Le ostetriche libere professioniste possono illustrare i molteplici vantaggi di questo metodo che riassumo anche qui:

  • Per il neonato: trasfusione placentare completa, maggior apporto di ferro quindi minor incidenza di anemia, maggior quantità di cellule staminali, nutrienti, vitamine, minerali e anticorpi materni, rapida guarigione dell’ombelico che non rischia infezioni, funzioni renali migliorate, minori rischi di danni cerebrali o agli organi,
  • Per la mamma: riduzione dei rischi di emorragia post-parto, riduzione della depressione post-parto, maggior possibilità di avviare allattamento naturale, facilità al bonding famigliare.

Questa pratica è possibile sia per il parto a casa che per il parto in ospedale (non in tutti però è concesso) e ad ora sono registrate in Italia circa 960 nascite di questo tipo.

La mia personale esperienza sul Lotus Birth parte da quando ho iniziato a frequentare il corso preparto con l’ostetrica Laura Brocca. Con lei ho capito (nonostante fosse il secondo parto) che esistevano diverse modalità di clampaggio del cordone con diversi modi, tempi e benefici.
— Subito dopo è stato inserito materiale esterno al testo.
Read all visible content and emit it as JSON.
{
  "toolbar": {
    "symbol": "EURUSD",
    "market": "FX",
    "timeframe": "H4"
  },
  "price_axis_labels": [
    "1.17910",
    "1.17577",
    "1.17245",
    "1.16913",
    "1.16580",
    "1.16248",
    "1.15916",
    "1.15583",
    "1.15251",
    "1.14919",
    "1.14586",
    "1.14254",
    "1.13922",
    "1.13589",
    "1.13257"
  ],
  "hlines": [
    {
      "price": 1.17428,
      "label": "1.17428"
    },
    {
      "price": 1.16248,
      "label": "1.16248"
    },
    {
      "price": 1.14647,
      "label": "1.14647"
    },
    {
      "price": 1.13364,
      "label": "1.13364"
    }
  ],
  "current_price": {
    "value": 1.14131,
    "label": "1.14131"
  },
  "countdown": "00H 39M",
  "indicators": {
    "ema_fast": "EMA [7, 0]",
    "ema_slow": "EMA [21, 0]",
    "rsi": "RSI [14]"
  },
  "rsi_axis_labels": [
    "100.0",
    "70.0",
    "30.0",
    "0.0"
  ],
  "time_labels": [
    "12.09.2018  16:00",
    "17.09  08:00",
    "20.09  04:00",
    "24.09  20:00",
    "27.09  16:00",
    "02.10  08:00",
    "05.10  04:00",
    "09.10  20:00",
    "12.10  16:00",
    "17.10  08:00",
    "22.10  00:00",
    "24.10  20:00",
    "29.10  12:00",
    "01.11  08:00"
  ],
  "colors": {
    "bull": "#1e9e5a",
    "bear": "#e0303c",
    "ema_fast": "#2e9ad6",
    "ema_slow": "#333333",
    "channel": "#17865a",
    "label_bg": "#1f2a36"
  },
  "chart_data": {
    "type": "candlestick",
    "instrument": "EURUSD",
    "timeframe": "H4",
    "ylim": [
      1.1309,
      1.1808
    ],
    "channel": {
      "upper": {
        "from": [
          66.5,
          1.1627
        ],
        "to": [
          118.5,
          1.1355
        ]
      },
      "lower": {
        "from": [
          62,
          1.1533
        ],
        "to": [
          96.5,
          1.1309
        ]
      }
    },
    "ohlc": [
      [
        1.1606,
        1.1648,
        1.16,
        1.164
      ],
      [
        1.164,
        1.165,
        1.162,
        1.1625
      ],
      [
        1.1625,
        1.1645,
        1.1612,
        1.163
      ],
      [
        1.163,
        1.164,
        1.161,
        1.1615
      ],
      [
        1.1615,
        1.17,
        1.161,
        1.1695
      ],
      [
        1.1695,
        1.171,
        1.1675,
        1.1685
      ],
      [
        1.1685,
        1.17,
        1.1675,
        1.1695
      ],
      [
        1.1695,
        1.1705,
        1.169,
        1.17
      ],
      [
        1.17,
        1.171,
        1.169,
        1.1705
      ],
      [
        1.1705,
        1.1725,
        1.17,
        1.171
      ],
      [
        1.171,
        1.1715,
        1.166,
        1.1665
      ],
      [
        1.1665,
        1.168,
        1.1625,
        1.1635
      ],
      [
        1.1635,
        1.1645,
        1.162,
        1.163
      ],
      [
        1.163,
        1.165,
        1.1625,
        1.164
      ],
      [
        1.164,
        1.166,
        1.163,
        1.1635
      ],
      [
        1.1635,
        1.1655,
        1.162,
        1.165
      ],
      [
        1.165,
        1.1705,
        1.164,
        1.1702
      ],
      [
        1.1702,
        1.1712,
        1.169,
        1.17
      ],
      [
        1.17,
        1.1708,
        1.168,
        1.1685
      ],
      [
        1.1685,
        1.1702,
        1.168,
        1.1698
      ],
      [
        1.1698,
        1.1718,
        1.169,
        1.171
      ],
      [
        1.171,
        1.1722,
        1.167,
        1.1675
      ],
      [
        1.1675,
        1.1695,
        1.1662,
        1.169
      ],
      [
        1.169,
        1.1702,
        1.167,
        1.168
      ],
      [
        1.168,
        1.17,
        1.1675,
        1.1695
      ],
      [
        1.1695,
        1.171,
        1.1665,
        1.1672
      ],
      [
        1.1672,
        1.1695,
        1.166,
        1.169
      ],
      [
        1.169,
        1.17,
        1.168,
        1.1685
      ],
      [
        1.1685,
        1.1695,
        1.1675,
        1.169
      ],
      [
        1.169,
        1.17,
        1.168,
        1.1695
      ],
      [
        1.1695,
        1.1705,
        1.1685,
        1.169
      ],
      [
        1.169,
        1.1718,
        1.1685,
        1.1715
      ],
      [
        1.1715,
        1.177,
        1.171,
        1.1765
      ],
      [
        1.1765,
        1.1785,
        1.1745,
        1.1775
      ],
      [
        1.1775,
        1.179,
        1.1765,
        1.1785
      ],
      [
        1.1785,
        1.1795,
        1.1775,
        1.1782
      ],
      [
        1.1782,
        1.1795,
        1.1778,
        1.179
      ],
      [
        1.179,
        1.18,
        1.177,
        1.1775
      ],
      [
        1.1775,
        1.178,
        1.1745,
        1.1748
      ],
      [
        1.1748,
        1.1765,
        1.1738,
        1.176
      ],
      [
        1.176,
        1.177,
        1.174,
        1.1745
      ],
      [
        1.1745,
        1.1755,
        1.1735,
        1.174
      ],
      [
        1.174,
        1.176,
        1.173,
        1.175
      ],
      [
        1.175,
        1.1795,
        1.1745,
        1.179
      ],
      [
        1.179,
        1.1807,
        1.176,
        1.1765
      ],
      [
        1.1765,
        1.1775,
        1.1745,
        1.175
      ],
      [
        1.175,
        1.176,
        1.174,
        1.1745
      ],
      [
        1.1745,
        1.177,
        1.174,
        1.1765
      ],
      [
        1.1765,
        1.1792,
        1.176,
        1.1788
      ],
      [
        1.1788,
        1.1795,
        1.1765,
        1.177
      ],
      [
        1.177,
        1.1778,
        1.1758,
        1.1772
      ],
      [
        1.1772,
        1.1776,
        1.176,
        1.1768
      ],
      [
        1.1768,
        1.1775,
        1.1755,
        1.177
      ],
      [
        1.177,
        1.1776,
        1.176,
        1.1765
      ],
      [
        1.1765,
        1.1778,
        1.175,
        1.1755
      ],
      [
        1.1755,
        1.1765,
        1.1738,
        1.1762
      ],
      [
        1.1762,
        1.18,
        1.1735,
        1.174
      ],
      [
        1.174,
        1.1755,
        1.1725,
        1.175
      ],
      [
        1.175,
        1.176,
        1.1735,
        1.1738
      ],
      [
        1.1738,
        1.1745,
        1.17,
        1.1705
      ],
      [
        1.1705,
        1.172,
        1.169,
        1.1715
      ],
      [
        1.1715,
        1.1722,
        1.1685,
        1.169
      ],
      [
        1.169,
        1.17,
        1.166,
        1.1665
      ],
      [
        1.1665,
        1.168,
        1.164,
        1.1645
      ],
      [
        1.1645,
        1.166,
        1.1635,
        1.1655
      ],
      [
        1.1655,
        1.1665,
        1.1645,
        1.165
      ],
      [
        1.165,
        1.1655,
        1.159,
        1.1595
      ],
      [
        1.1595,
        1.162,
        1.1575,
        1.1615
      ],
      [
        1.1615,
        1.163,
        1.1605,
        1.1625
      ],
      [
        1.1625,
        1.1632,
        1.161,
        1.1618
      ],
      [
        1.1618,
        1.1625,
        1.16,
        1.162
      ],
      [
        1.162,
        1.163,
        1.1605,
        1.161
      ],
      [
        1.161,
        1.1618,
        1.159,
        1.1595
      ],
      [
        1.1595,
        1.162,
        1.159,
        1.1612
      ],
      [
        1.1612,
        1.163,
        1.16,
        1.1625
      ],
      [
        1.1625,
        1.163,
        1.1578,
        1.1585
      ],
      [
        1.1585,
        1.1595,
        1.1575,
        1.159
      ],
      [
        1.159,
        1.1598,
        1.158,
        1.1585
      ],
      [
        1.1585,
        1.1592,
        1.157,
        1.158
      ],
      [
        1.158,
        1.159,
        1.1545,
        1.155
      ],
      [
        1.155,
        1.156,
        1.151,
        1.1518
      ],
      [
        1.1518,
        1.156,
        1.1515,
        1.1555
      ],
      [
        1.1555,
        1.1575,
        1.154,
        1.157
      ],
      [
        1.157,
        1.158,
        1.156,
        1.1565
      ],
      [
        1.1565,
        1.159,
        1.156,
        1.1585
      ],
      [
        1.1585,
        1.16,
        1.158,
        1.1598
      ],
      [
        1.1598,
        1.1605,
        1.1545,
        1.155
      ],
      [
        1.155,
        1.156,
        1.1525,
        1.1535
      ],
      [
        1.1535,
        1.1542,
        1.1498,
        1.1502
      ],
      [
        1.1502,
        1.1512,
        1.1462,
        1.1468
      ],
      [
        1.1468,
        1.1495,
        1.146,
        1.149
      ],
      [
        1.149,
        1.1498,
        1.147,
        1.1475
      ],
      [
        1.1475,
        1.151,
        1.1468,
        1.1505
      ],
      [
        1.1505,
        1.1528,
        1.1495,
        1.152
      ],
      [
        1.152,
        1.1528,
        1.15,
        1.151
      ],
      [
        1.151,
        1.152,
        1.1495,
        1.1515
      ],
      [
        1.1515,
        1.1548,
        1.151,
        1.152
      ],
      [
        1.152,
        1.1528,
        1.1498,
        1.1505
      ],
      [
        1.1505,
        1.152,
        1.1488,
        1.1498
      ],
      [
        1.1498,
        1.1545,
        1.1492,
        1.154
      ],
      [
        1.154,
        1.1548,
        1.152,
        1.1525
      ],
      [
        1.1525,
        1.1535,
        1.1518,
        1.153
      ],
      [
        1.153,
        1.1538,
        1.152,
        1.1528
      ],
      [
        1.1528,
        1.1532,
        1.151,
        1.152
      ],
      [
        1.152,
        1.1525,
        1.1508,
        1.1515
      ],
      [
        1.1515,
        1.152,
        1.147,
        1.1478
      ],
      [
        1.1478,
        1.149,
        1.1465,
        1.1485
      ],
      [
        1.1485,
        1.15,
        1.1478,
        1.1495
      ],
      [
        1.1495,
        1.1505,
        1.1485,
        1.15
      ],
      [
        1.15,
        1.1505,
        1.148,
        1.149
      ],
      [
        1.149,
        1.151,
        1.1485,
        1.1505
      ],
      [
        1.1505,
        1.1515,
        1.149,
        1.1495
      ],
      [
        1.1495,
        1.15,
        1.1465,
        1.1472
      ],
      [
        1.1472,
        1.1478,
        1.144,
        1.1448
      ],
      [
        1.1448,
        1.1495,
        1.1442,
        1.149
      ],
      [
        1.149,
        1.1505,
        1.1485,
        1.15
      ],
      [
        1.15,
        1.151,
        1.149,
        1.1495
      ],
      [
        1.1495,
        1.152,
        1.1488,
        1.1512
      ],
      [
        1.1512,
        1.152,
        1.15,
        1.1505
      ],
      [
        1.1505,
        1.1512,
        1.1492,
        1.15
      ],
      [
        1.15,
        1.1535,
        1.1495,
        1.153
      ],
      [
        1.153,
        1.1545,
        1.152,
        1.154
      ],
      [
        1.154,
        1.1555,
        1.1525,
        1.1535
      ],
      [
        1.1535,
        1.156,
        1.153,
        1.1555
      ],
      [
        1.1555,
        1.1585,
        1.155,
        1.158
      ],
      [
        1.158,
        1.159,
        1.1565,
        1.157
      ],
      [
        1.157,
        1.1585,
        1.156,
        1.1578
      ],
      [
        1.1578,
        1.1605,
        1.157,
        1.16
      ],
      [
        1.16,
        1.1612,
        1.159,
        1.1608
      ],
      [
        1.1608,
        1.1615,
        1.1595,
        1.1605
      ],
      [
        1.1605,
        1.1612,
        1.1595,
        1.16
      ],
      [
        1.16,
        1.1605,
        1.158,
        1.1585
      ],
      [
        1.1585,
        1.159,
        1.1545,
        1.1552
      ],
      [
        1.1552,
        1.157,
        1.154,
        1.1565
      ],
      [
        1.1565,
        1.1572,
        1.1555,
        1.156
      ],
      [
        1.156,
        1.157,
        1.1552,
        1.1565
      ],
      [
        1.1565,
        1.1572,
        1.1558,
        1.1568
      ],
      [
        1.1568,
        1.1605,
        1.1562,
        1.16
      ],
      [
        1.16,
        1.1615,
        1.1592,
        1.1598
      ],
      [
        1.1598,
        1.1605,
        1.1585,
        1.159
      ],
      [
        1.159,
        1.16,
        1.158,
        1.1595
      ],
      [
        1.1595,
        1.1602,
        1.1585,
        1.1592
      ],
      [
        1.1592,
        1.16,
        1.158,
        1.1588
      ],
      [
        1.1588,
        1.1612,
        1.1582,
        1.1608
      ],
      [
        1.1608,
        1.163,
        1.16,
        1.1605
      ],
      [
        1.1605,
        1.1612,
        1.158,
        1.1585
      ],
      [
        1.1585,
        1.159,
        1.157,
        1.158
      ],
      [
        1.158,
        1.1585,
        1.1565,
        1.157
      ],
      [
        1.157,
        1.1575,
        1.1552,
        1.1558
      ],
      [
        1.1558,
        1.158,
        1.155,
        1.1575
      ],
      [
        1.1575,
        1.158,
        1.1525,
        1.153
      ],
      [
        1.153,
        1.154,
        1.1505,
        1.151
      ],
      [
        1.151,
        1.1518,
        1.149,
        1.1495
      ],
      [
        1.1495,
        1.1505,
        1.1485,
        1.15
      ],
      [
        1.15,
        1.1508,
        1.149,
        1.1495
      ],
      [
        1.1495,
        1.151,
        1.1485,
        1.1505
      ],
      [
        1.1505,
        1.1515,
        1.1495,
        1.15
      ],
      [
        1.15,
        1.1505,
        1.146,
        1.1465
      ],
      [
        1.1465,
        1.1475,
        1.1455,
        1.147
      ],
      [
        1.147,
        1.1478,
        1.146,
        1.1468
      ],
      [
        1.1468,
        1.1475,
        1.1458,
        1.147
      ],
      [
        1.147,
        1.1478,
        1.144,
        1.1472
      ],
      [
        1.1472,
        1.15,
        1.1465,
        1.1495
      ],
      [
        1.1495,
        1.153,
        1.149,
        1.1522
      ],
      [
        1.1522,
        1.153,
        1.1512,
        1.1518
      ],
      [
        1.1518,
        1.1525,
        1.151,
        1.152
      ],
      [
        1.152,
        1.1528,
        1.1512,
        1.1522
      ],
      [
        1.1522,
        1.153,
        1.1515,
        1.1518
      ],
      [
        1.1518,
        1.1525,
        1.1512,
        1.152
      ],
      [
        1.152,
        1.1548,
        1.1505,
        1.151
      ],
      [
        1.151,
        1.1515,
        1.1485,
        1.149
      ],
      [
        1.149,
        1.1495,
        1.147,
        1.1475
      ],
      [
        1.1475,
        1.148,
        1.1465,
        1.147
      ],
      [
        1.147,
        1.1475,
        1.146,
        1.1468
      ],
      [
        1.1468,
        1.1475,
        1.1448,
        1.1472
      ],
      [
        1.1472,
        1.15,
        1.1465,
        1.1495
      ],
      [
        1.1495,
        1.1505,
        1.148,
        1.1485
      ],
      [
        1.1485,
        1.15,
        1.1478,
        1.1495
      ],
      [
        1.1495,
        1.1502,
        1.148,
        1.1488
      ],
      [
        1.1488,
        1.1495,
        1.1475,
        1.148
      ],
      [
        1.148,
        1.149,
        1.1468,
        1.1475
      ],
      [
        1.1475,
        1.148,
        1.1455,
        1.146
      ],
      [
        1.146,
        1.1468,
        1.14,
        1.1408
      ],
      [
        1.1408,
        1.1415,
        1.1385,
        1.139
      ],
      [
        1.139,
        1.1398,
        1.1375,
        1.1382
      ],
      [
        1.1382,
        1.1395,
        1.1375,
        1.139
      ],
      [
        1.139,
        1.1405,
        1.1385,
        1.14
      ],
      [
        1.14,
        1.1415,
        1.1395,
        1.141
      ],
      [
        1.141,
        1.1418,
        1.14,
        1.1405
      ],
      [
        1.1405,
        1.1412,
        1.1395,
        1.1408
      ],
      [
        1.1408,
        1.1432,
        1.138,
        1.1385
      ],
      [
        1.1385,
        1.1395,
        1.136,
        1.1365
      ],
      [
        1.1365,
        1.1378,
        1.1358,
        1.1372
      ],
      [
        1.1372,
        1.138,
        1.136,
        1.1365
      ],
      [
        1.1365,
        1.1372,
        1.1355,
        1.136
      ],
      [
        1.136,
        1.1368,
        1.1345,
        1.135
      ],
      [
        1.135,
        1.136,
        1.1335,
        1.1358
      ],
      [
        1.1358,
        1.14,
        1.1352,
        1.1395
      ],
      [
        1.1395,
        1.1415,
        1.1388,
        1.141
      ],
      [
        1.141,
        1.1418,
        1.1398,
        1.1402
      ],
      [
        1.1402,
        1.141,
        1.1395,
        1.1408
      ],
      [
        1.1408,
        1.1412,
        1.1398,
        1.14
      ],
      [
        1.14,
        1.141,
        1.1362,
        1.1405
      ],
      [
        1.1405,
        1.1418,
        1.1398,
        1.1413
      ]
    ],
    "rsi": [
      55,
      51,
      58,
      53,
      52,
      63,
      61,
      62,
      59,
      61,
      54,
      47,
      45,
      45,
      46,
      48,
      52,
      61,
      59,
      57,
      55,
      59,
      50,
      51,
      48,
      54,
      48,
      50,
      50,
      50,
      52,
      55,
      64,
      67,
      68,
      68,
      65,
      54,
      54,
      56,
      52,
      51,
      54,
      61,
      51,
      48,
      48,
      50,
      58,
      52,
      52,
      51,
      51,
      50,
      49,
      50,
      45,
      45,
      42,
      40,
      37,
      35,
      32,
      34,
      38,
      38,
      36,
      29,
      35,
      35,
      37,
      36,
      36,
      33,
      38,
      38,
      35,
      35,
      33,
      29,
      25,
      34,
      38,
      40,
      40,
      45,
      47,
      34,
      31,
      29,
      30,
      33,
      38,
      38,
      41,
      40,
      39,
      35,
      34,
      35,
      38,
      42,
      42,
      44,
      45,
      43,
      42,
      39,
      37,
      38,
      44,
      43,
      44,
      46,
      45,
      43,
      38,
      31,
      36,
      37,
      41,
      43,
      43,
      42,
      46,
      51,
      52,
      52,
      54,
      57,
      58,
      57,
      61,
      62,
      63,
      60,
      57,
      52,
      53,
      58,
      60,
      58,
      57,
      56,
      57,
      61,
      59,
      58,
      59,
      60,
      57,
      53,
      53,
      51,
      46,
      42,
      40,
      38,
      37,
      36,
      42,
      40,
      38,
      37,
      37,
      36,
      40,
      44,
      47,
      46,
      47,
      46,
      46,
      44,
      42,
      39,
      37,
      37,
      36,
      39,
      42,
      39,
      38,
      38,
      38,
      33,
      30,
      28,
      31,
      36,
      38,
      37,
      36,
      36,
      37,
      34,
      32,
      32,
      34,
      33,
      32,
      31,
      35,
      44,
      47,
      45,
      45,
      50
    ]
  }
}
Non avevo fino a quel momento sentito mai parlare del Lotus Birth.

In realtà un po’ mi spaventava l’idea di lasciare la placenta e il cordone attaccati al mio bambino dopo la nascita e pensando di partorire in ospedale non avevo neanche pensato a questa possibilità. Dopo aver scelto il parto in casa e le visite con le ostetriche, mi sono informata meglio e mi sono innamorata di questa soluzione dopo aver appurato che non dava nessun rischio ma solo benefici. Quindi la decisione: SI’ LO FACCIO! Quelle scelte prese di pancia e con il cuore come quella di partorire a casa. Quelle scelte che dopo che l’hai presa non hai più nessun ripensamento perché SAI che è la scelta giusta per te e per il tuo bambino.

Fu così che Quella mattina tutto fu naturale, anche grazie alla consapevolezza e la tranquillità su ciò che stavo facendo e acquisita grazie alle visite preventive con le ostetriche. Giulio nasce DA SOLO in meno di un’ora, la placenta (sua sorella) nasce DA SOLA dieci minuti dopo.

Loro sono ancora uniti e lo rimarranno per quasi quattro giorni, quando saranno pronti a dividersi DA SOLI naturalmente. Nessuna infezione all’ombelico, nessuna medicazione.

A livello pratico è stato più facile del previsto: le ostetriche mi hanno aiutata ad avvolgere la placenta in una traversina per non sporcare dopo averla cosparsa di sale grosso per farla seccare più velocemente e fiori secchi di lavanda per coprire i cattivi odori, io per comodità l’ho poi messa in una borsina di tela che portavo a tracolla nei giorni dell’unione tra i due per potermi muovere agevolmente con Giulio e fare ciò di cui aveva bisogno. Sicuramente il fatto che fosse la seconda gravidanza mi ha aiutato a lasciarmi alle spalle le piccole ansie e timori di come fare le prime cose per il neonato e potermi dedicare con più serenità anche a questa nuova esperienza.

Se davvero si vuole è tutto facile, basta avere le informazioni giuste, dalle fonti giuste e avere persone valide, professionali ed empatiche a cui affidarsi, il resto lo fa la natura meravigliosa.